Luckily, a friend of mine is a vet at Potts Point Veterinary Hopsital (PPVH). As part of her own volunteering efforts, she desexes cats and kittens captured from local colonies, generally from the Kings Cross area. PPVH absorbs all of the expenses of desexing strays themselves, which includes pricey medicines that they use to stabilize the cats prior/post surgery on top of the temporary accommodation and care. I was inspired by their work and felt that it was a good cause to support, so started creating the bowties specifically for sale at their store.
So it sounds like you started Pawsome as a hobby but with the added benefit of donating the proceeds to the PPVH to fund their desexing efforts. How has it been going? Has it grown bigger than you expected and/or are you looking for ways to grow Pawsome?
I have a hard time staying still. I love building and tinkering - in the US it's known as a "maker" or "tinker" culture.
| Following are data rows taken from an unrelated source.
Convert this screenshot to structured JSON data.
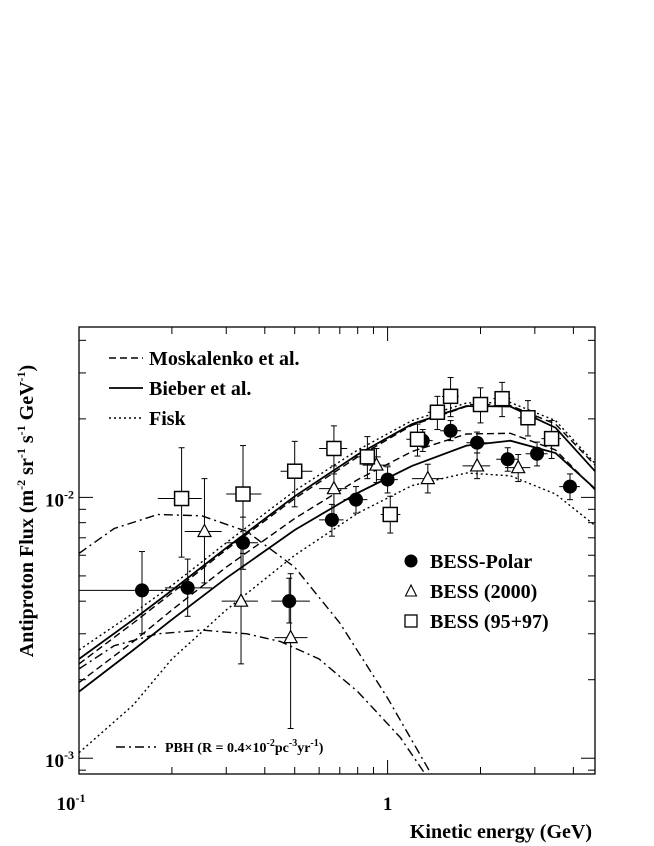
{
  "chart_data": {
    "type": "scatter",
    "title": "",
    "xlabel": "Kinetic energy (GeV)",
    "ylabel": "Antiproton Flux (m-2 sr-1 s-1 GeV-1)",
    "xscale": "log",
    "yscale": "log",
    "xlim": [
      0.1,
      4.7
    ],
    "ylim": [
      0.00087,
      0.045
    ],
    "x_ticks": [
      {
        "value": 0.1,
        "base": "10",
        "exp": "-1"
      },
      {
        "value": 1,
        "base": "1",
        "exp": ""
      }
    ],
    "y_ticks": [
      {
        "value": 0.01,
        "base": "10",
        "exp": "-2"
      },
      {
        "value": 0.001,
        "base": "10",
        "exp": "-3"
      }
    ],
    "grid": false,
    "legend_models": [
      {
        "label": "Moskalenko et al.",
        "style": "dashed"
      },
      {
        "label": "Bieber et al.",
        "style": "solid"
      },
      {
        "label": "Fisk",
        "style": "dotted"
      }
    ],
    "legend_data": [
      {
        "label": "BESS-Polar",
        "marker": "filled-circle"
      },
      {
        "label": "BESS (2000)",
        "marker": "open-triangle"
      },
      {
        "label": "BESS (95+97)",
        "marker": "open-square"
      }
    ],
    "pbh_label": "PBH (R = 0.4×10-2pc-3yr-1)",
    "series": [
      {
        "name": "BESS-Polar",
        "marker": "filled-circle",
        "points": [
          {
            "x": 0.16,
            "y": 0.0044,
            "xlo": 0.1,
            "xhi": 0.2,
            "ylo": 0.003,
            "yhi": 0.0062
          },
          {
            "x": 0.225,
            "y": 0.0045,
            "xlo": 0.19,
            "xhi": 0.27,
            "ylo": 0.0035,
            "yhi": 0.0058
          },
          {
            "x": 0.34,
            "y": 0.0067,
            "xlo": 0.3,
            "xhi": 0.38,
            "ylo": 0.0053,
            "yhi": 0.0084
          },
          {
            "x": 0.48,
            "y": 0.004,
            "xlo": 0.42,
            "xhi": 0.56,
            "ylo": 0.0033,
            "yhi": 0.0049
          },
          {
            "x": 0.66,
            "y": 0.0082,
            "xlo": 0.6,
            "xhi": 0.72,
            "ylo": 0.0071,
            "yhi": 0.0094
          },
          {
            "x": 0.79,
            "y": 0.0098,
            "xlo": 0.72,
            "xhi": 0.86,
            "ylo": 0.0087,
            "yhi": 0.011
          },
          {
            "x": 1.0,
            "y": 0.0117,
            "xlo": 0.92,
            "xhi": 1.08,
            "ylo": 0.0104,
            "yhi": 0.0131
          },
          {
            "x": 1.3,
            "y": 0.0165,
            "xlo": 1.2,
            "xhi": 1.4,
            "ylo": 0.015,
            "yhi": 0.0182
          },
          {
            "x": 1.6,
            "y": 0.018,
            "xlo": 1.48,
            "xhi": 1.73,
            "ylo": 0.0165,
            "yhi": 0.0197
          },
          {
            "x": 1.95,
            "y": 0.0162,
            "xlo": 1.8,
            "xhi": 2.1,
            "ylo": 0.0148,
            "yhi": 0.0178
          },
          {
            "x": 2.45,
            "y": 0.014,
            "xlo": 2.25,
            "xhi": 2.65,
            "ylo": 0.0126,
            "yhi": 0.0155
          },
          {
            "x": 3.05,
            "y": 0.0147,
            "xlo": 2.8,
            "xhi": 3.3,
            "ylo": 0.0132,
            "yhi": 0.0163
          },
          {
            "x": 3.9,
            "y": 0.011,
            "xlo": 3.6,
            "xhi": 4.2,
            "ylo": 0.0098,
            "yhi": 0.0123
          }
        ]
      },
      {
        "name": "BESS (2000)",
        "marker": "open-triangle",
        "points": [
          {
            "x": 0.255,
            "y": 0.0074,
            "xlo": 0.22,
            "xhi": 0.29,
            "ylo": 0.0047,
            "yhi": 0.0118
          },
          {
            "x": 0.335,
            "y": 0.004,
            "xlo": 0.29,
            "xhi": 0.38,
            "ylo": 0.0023,
            "yhi": 0.0068
          },
          {
            "x": 0.485,
            "y": 0.0029,
            "xlo": 0.43,
            "xhi": 0.55,
            "ylo": 0.0013,
            "yhi": 0.0051
          },
          {
            "x": 0.67,
            "y": 0.0108,
            "xlo": 0.6,
            "xhi": 0.74,
            "ylo": 0.0086,
            "yhi": 0.0132
          },
          {
            "x": 0.92,
            "y": 0.0133,
            "xlo": 0.83,
            "xhi": 1.02,
            "ylo": 0.0114,
            "yhi": 0.0154
          },
          {
            "x": 1.35,
            "y": 0.0118,
            "xlo": 1.2,
            "xhi": 1.5,
            "ylo": 0.0104,
            "yhi": 0.0134
          },
          {
            "x": 1.95,
            "y": 0.0132,
            "xlo": 1.75,
            "xhi": 2.15,
            "ylo": 0.0118,
            "yhi": 0.0148
          },
          {
            "x": 2.65,
            "y": 0.013,
            "xlo": 2.4,
            "xhi": 2.9,
            "ylo": 0.0115,
            "yhi": 0.0146
          }
        ]
      },
      {
        "name": "BESS (95+97)",
        "marker": "open-square",
        "points": [
          {
            "x": 0.215,
            "y": 0.0099,
            "xlo": 0.18,
            "xhi": 0.25,
            "ylo": 0.0059,
            "yhi": 0.0155
          },
          {
            "x": 0.34,
            "y": 0.0103,
            "xlo": 0.3,
            "xhi": 0.39,
            "ylo": 0.0061,
            "yhi": 0.0158
          },
          {
            "x": 0.5,
            "y": 0.0126,
            "xlo": 0.45,
            "xhi": 0.57,
            "ylo": 0.0092,
            "yhi": 0.0164
          },
          {
            "x": 0.67,
            "y": 0.0154,
            "xlo": 0.6,
            "xhi": 0.74,
            "ylo": 0.0123,
            "yhi": 0.0188
          },
          {
            "x": 0.86,
            "y": 0.0143,
            "xlo": 0.78,
            "xhi": 0.95,
            "ylo": 0.0118,
            "yhi": 0.0171
          },
          {
            "x": 1.02,
            "y": 0.0086,
            "xlo": 0.95,
            "xhi": 1.1,
            "ylo": 0.0073,
            "yhi": 0.0101
          },
          {
            "x": 1.25,
            "y": 0.0167,
            "xlo": 1.15,
            "xhi": 1.35,
            "ylo": 0.0144,
            "yhi": 0.0191
          },
          {
            "x": 1.45,
            "y": 0.0212,
            "xlo": 1.35,
            "xhi": 1.55,
            "ylo": 0.0182,
            "yhi": 0.0244
          },
          {
            "x": 1.6,
            "y": 0.0244,
            "xlo": 1.5,
            "xhi": 1.7,
            "ylo": 0.0204,
            "yhi": 0.0288
          },
          {
            "x": 2.0,
            "y": 0.0227,
            "xlo": 1.85,
            "xhi": 2.15,
            "ylo": 0.0193,
            "yhi": 0.0263
          },
          {
            "x": 2.35,
            "y": 0.0239,
            "xlo": 2.2,
            "xhi": 2.5,
            "ylo": 0.0204,
            "yhi": 0.0276
          },
          {
            "x": 2.85,
            "y": 0.0202,
            "xlo": 2.65,
            "xhi": 3.05,
            "ylo": 0.0172,
            "yhi": 0.0235
          },
          {
            "x": 3.4,
            "y": 0.0168,
            "xlo": 3.15,
            "xhi": 3.65,
            "ylo": 0.0141,
            "yhi": 0.0197
          }
        ]
      }
    ],
    "model_curves": [
      {
        "name": "Moskalenko et al. (upper)",
        "style": "dashed",
        "x": [
          0.1,
          0.15,
          0.2,
          0.3,
          0.5,
          0.8,
          1.2,
          1.8,
          2.5,
          3.5,
          4.7
        ],
        "y": [
          0.0023,
          0.0033,
          0.0043,
          0.0063,
          0.0099,
          0.0143,
          0.0189,
          0.0223,
          0.0225,
          0.0191,
          0.0133
        ]
      },
      {
        "name": "Moskalenko et al. (lower)",
        "style": "dashed",
        "x": [
          0.1,
          0.15,
          0.2,
          0.3,
          0.5,
          0.8,
          1.2,
          1.8,
          2.5,
          3.5,
          4.7
        ],
        "y": [
          0.00195,
          0.0028,
          0.0037,
          0.0054,
          0.0083,
          0.0117,
          0.015,
          0.0175,
          0.0176,
          0.0152,
          0.0107
        ]
      },
      {
        "name": "Bieber et al. (upper)",
        "style": "solid",
        "x": [
          0.1,
          0.15,
          0.2,
          0.3,
          0.5,
          0.8,
          1.2,
          1.8,
          2.5,
          3.5,
          4.7
        ],
        "y": [
          0.0024,
          0.0034,
          0.0044,
          0.0064,
          0.0101,
          0.0146,
          0.0191,
          0.0224,
          0.0223,
          0.0185,
          0.0126
        ]
      },
      {
        "name": "Bieber et al. (lower)",
        "style": "solid",
        "x": [
          0.1,
          0.15,
          0.2,
          0.3,
          0.5,
          0.8,
          1.2,
          1.8,
          2.5,
          3.5,
          4.7
        ],
        "y": [
          0.0018,
          0.0026,
          0.0034,
          0.0049,
          0.0075,
          0.0104,
          0.0132,
          0.0158,
          0.0165,
          0.0148,
          0.0108
        ]
      },
      {
        "name": "Fisk (upper)",
        "style": "dotted",
        "x": [
          0.1,
          0.15,
          0.2,
          0.3,
          0.5,
          0.8,
          1.2,
          1.8,
          2.5,
          3.5,
          4.7
        ],
        "y": [
          0.0026,
          0.0036,
          0.0046,
          0.0067,
          0.0106,
          0.0152,
          0.0197,
          0.023,
          0.0231,
          0.0197,
          0.0135
        ]
      },
      {
        "name": "Fisk (lower)",
        "style": "dotted",
        "x": [
          0.1,
          0.15,
          0.2,
          0.3,
          0.5,
          0.8,
          1.2,
          1.8,
          2.5,
          3.5,
          4.7
        ],
        "y": [
          0.00105,
          0.0016,
          0.0024,
          0.0037,
          0.006,
          0.0087,
          0.0111,
          0.0124,
          0.0121,
          0.0103,
          0.0078
        ]
      },
      {
        "name": "PBH (upper)",
        "style": "dashdot",
        "x": [
          0.1,
          0.13,
          0.18,
          0.25,
          0.35,
          0.5,
          0.7,
          1.0,
          1.4,
          1.9
        ],
        "y": [
          0.0061,
          0.0076,
          0.0086,
          0.0085,
          0.0074,
          0.0054,
          0.0033,
          0.0017,
          0.00085,
          0.00042
        ]
      },
      {
        "name": "PBH (lower)",
        "style": "dashdot",
        "x": [
          0.1,
          0.13,
          0.18,
          0.25,
          0.35,
          0.45,
          0.6,
          0.8,
          1.1,
          1.5,
          1.9
        ],
        "y": [
          0.0022,
          0.0027,
          0.003,
          0.0031,
          0.003,
          0.0028,
          0.0024,
          0.0018,
          0.0012,
          0.0007,
          0.00042
        ]
      }
    ]
  }
}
Lingerz is my "brand" for all the random things I like to try my hand at making, like jewellery, terrariums or papercraft, but Pawsome is its own separate "brand" because it's aim is to be non-profit, in service of animals.
I guess I started Pawsome 22 weeks ago, according to Instagram! It hasn't grown very much, but that's partly because I haven't been promoting it heavily. Right now, I'm the only one making the bowties by hand and it takes about an hour to an hour and a half for me to make each one. As you can imagine, that makes inventory pretty scarce.
I'd love to grow Pawsome as a way for communities to support local animal care efforts, but am not quite sure how to go about doing so. It's important to me that we keep the cost of the bowties low so that as much money as possible can go towards the aid of cats.
Right now, I basically only charge for the cost of the materials and let PPVH sell at a price that makes sense to them and their customers. That way, the ties actually get bought and can bring in funds that can be directly applied to their voluntary desexing efforts.
What a great start! What advice would you give to someone looking to help animals?
Every little bit counts. Whether it's adopting from shelters instead of buying from a pet shop, donating a few dollars to a local charity, or even volunteering for a few hours -- every single little effort helps. Plus, it's extremely rewarding. I've had kittens vomit, poop and otherwise make a mess all over me. After washing and worrying, it's absolutely worth it to see them happy and bouncing around. Also reach out to local shelters to see if they need help with services or funds. Some clinics are short on cash while others are short on staff.